RPR can produce false positives in several situations. In large screening programs, only 36 to 37 percent of RPR-reactive samples were confirmed as syphilis by a treponemal test, meaning most reactive RPR results in low-risk people reflect something other than active infection.

• Biologic false positives: pregnancy, aging, and autoimmune conditions such as lupus or antiphospholipid syndrome can trigger reactive RPR without syphilis infection.
• Laboratory variability: the same blood tested at different labs can produce titers that differ by up to threefold, which can change whether a result looks like improvement or relapse. Compare trends within a single lab.
• Prozone effect: in secondary syphilis with very high antibody levels, the test can falsely read as negative or low unless the lab dilutes the sample further. If your clinical picture points to active syphilis but RPR is low, ask about prozone.
• Low-titer or nonreactive RPR with active disease: ocular syphilis, neurosyphilis, and late latent syphilis can occur with very low or nonreactive RPR. The test is not a substitute for clinical evaluation when specific organ involvement is suspected.

One specific technical point: CSF RPR, used to evaluate neurosyphilis, is less sensitive than CSF VDRL and should not be substituted for it when a lumbar puncture is being done.

What to Do If Your Result Is Abnormal

A reactive RPR is not a diagnosis on its own. The next step is always a treponemal confirmatory test (such as TPPA, FTA-ABS, or a treponemal immunoassay). The combination of reactive RPR plus positive treponemal test confirms syphilis exposure and points to active or recent infection if the titer is meaningful.

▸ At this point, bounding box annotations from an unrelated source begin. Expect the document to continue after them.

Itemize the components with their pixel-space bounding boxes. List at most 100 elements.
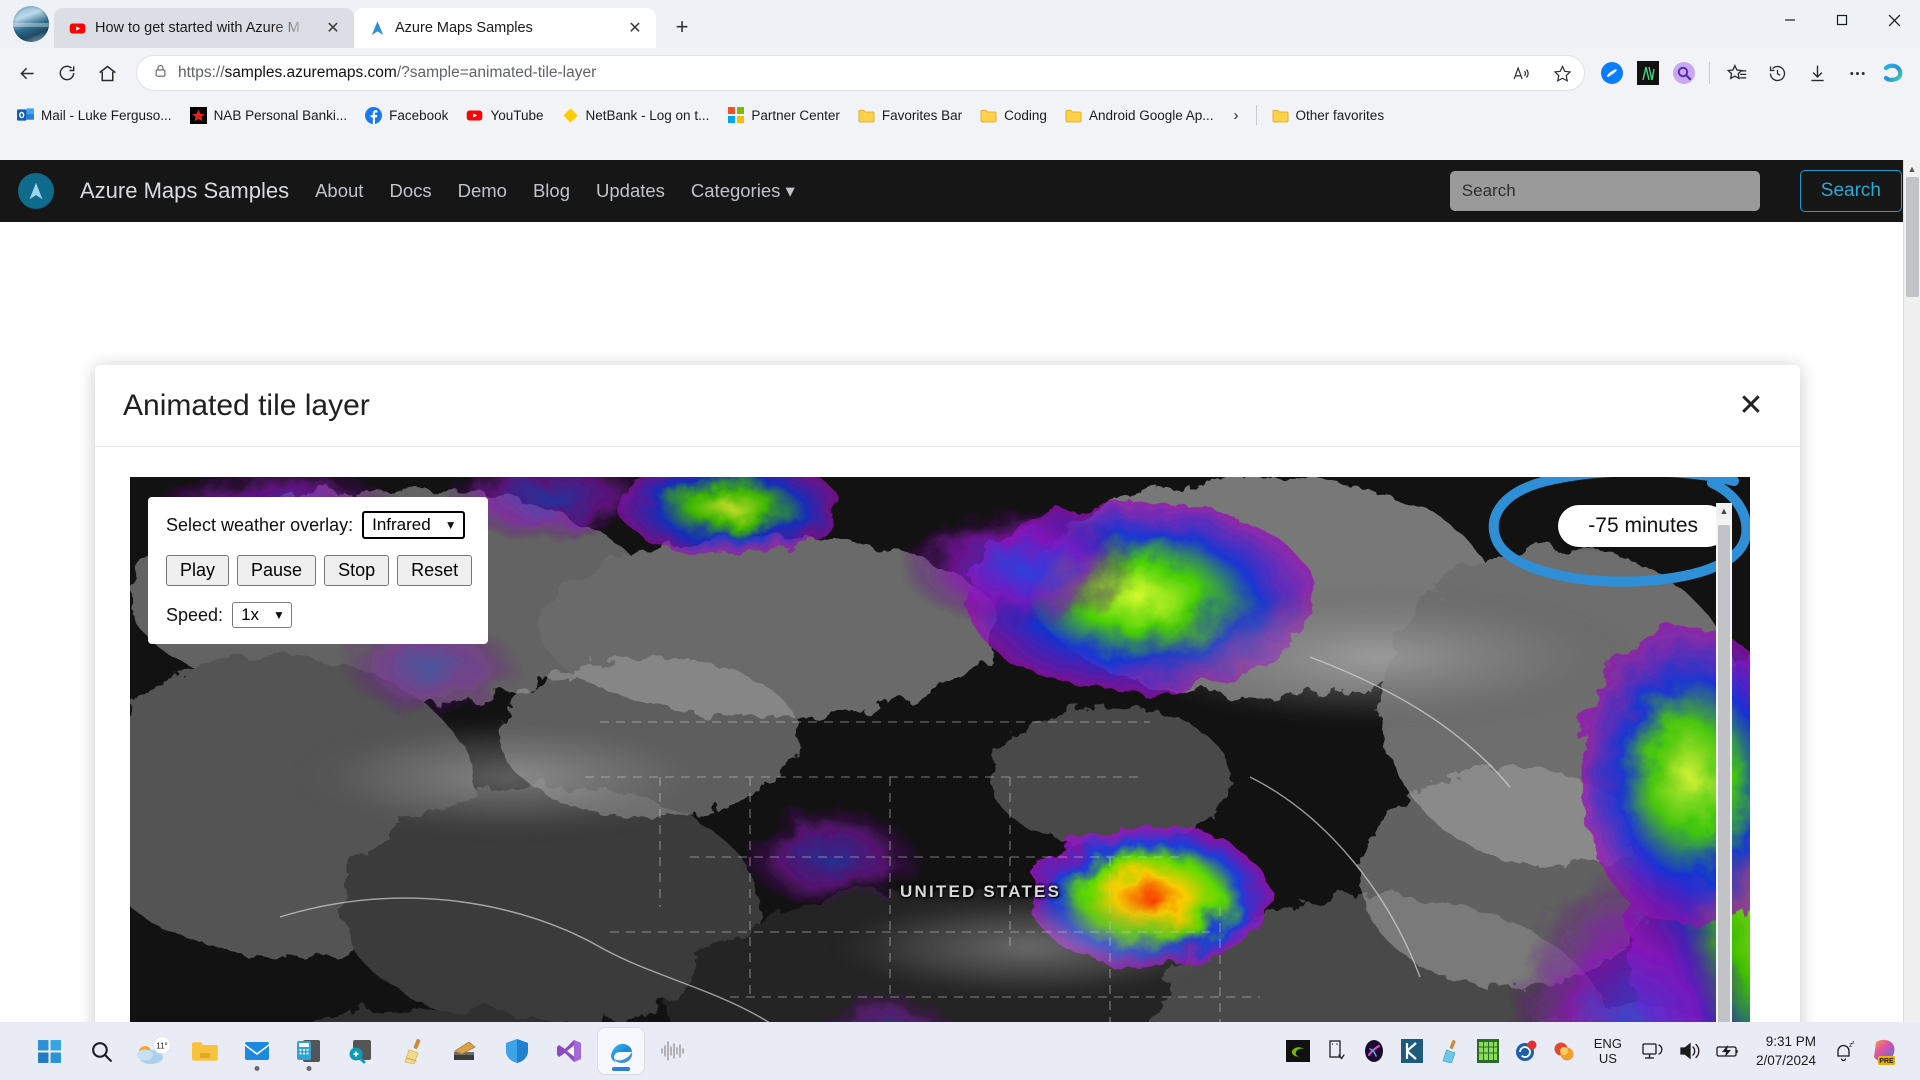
history-icon[interactable] bbox=[1758, 54, 1796, 92]
spreadsheet-icon[interactable] bbox=[1474, 1037, 1502, 1065]
bookmark-youtube[interactable]: YouTube bbox=[459, 103, 550, 128]
browser-tab-youtube[interactable]: How to get started with Azure M ✕ bbox=[54, 8, 354, 48]
home-icon[interactable] bbox=[88, 54, 126, 92]
map-scroll-thumb[interactable] bbox=[1718, 525, 1730, 1022]
stop-button[interactable]: Stop bbox=[324, 555, 390, 586]
shazam-extension-icon[interactable] bbox=[1595, 56, 1629, 90]
youtube-icon bbox=[466, 107, 483, 124]
collections-icon[interactable] bbox=[1718, 54, 1756, 92]
reset-button[interactable]: Reset bbox=[397, 555, 473, 586]
nav-link-about[interactable]: About bbox=[315, 180, 363, 202]
bookmark-nab[interactable]: NAB Personal Banki... bbox=[183, 103, 355, 128]
copilot-pre-icon[interactable]: PRE bbox=[1868, 1035, 1902, 1067]
speed-select[interactable]: 1x ▼ bbox=[232, 602, 292, 628]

If both tests are positive, the decision pathway depends on your history, symptoms, and titer. You should be evaluated by a clinician experienced in sexually transmitted infections, who will stage the infection (primary, secondary, early latent, late latent, or tertiary) and check for neurological or eye involvement. Standard treatment is benzathine penicillin G. A single intramuscular dose of 2.4 million units treats early syphilis with a 90 to 100 percent success rate in systematic review data, and a randomized trial showed no added benefit from additional weekly doses for early syphilis in people with or without HIV.

If you have ongoing exposure risk, concurrent HIV testing, hepatitis testing, and screening for gonorrhea and chlamydia should be ordered alongside RPR. HIV co-infection can slow the rate at which your RPR falls after treatment and increases the chance of remaining serofast, so the interpretation of post-treatment titers must account for HIV status.